Le rossignolet de ma peine, perché sur l’aubépine

de ma joie neuve, désir et frisson, s’est mis à chanter.

*

Pourquoi te souvenir de ce château muet, champ de ruines,

où parmi les débris a fleuri, tout rose, ce laurier ?

Je vois au ciel renfrogné affleurer une étoile fine.

Il me faudrait peut-être à moi aussi un dernier baiser.


 

Promenade avec la lune aux rivages de ma patrie

*

La Lune est venue me chercher,

– ma vieille amie de rêverie.

Vers ton horizon enchanté

va voler notre nostalgie.

*

Sur toi deux ombres glisseront

dans la nuit lentement sans bruit,

se souviendront et se tairont,

quand se taisent ceux qui oublient.

*

Des cailloux magiques semés

sur ton vaste giron par toi

sauront nous garder égarés

jusqu’à l’aurore près de toi.

*

La vague satin se fera

et nous humerons ta fraîcheur,

notre nostalgie plaidera

contre l’exil contradicteur.

*

Et nous demeurerons sans cesse

en unissant nos deux regards,

moi, je boirai à sa tristesse,

elle aura mon silence à boire.

*

L’aube nous trouvera penchées

sur un caïque naufragé

hors de tes golfes retiré

aux victoires, aux combats livrés.

*

Comme deux naufragées aussi,

dans les liens de ta paix captives,

pâles l’une et l’autre à l’envi,

nous nous effacerons pensives…


 

Fantaisie sur la chanson d’une guitare nocturne

*

Ce soir au fond du grand parc la Lune et l’Avril

se sont unis. Alors, allègre, s’en est venue,

et enivrée, la minuit.

Et maintenant, dans la quiétude est étendue,

le rêve dans le regard,

la mélancolie.

*

Et deux arbres d’évoquer

une nuit de tempête où amoureusement

leurs cimes se sont mêlées

et à leur souvenir s’est alors élancé

un sanglot comme de cordes qui ont vibré.

*

      – En ton sommeil, douce demoiselle…

*

A la fenêtre entrebâillée

de chèvrefeuille noyée,

la fille de lys éveillée

est de la lune habillée.

*

      – Que de mon chant la mélopée…

*

Un rêve d’innocente joie

s’en vient lui toucher le cœur,

ce calice jusqu’alors coi :

du premier amour, c’est l’heure.

*

Et puis tout doucement le grand parc s’obscurcit.

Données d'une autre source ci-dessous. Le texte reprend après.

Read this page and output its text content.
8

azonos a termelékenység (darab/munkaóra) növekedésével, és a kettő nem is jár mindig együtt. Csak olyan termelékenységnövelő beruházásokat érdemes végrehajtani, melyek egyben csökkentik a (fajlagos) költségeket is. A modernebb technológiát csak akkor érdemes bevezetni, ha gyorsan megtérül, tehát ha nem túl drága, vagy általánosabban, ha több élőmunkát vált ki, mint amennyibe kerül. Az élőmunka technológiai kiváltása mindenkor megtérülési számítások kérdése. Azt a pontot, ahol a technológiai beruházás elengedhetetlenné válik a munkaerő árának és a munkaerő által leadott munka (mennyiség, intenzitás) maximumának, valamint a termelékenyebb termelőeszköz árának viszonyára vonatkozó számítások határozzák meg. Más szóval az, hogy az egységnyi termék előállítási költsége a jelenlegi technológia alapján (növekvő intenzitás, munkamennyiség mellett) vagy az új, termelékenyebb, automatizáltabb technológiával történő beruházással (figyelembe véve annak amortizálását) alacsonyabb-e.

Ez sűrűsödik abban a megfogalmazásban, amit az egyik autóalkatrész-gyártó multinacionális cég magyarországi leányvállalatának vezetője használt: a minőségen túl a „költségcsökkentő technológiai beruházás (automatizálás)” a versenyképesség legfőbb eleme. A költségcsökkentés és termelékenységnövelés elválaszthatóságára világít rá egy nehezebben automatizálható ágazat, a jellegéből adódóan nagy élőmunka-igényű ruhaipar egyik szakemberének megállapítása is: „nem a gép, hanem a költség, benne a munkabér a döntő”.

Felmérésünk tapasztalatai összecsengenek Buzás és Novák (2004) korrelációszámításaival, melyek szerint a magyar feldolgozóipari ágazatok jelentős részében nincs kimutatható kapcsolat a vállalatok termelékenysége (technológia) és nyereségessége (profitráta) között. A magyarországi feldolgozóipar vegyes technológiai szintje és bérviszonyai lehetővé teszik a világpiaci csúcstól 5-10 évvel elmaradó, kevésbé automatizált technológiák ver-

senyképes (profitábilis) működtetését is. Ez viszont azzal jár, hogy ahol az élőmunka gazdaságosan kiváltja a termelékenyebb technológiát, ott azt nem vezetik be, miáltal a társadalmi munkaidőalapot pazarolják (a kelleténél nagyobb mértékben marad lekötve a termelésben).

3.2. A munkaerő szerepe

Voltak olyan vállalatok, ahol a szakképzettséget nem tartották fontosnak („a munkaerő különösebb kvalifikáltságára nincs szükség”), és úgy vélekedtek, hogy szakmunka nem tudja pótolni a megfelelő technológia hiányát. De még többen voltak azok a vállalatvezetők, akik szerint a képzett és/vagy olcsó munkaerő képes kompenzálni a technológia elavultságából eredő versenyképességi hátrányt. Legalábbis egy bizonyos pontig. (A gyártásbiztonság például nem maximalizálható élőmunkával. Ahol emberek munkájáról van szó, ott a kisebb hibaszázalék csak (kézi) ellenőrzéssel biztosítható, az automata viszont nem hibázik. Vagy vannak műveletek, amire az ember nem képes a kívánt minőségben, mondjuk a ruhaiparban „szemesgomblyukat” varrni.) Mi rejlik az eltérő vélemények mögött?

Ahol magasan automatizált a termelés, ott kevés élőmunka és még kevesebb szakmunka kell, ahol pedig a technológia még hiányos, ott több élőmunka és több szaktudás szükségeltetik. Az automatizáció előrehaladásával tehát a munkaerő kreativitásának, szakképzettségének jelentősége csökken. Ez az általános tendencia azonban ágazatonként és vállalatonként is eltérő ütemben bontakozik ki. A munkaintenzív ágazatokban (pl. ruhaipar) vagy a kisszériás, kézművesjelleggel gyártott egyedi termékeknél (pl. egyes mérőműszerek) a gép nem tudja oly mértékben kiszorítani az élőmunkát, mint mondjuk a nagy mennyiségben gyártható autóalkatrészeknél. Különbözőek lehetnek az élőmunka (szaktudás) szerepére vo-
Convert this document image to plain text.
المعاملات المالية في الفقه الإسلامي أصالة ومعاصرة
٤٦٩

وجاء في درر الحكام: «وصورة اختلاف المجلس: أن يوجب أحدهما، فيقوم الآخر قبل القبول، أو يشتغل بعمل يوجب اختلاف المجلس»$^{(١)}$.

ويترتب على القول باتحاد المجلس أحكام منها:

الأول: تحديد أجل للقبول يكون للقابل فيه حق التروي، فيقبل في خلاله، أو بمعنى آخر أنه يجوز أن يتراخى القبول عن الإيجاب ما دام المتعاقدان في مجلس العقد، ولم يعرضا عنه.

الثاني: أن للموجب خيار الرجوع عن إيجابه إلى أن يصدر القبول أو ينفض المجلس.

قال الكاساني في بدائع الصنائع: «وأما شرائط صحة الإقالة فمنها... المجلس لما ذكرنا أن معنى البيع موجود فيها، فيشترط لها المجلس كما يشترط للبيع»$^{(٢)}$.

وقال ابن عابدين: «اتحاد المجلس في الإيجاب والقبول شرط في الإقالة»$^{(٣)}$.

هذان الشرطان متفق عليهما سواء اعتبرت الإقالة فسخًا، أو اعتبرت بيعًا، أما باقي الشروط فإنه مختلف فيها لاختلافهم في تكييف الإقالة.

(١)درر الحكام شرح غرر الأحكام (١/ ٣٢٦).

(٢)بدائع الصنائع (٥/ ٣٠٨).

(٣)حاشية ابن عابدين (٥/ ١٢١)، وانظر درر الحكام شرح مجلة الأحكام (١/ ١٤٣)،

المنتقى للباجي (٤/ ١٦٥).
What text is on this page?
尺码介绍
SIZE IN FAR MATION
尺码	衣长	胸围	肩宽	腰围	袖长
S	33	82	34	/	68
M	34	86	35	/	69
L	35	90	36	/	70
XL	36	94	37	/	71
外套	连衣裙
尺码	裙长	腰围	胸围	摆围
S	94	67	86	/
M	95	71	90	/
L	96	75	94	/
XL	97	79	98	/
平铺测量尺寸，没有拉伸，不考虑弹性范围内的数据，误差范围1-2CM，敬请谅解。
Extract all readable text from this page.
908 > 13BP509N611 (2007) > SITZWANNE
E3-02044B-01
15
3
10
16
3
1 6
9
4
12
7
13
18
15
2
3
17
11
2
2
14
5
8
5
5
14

Sur le haut cyprès la Lune s’est installée,

profondément préoccupée.

L’Avril s’est déjà lassé de distribuer

des baisers. Et la nuit s’est enfuie fatiguée.

Tout a fait silence pour laisser s’étaler

la supplication ardente :

*

      – Pourquoi l’éternelle tyrannie de tes yeux…

*

Le pleur de la guitare monte et se lamente

jusqu’à la lune à face pâle, jusqu’aux cieux.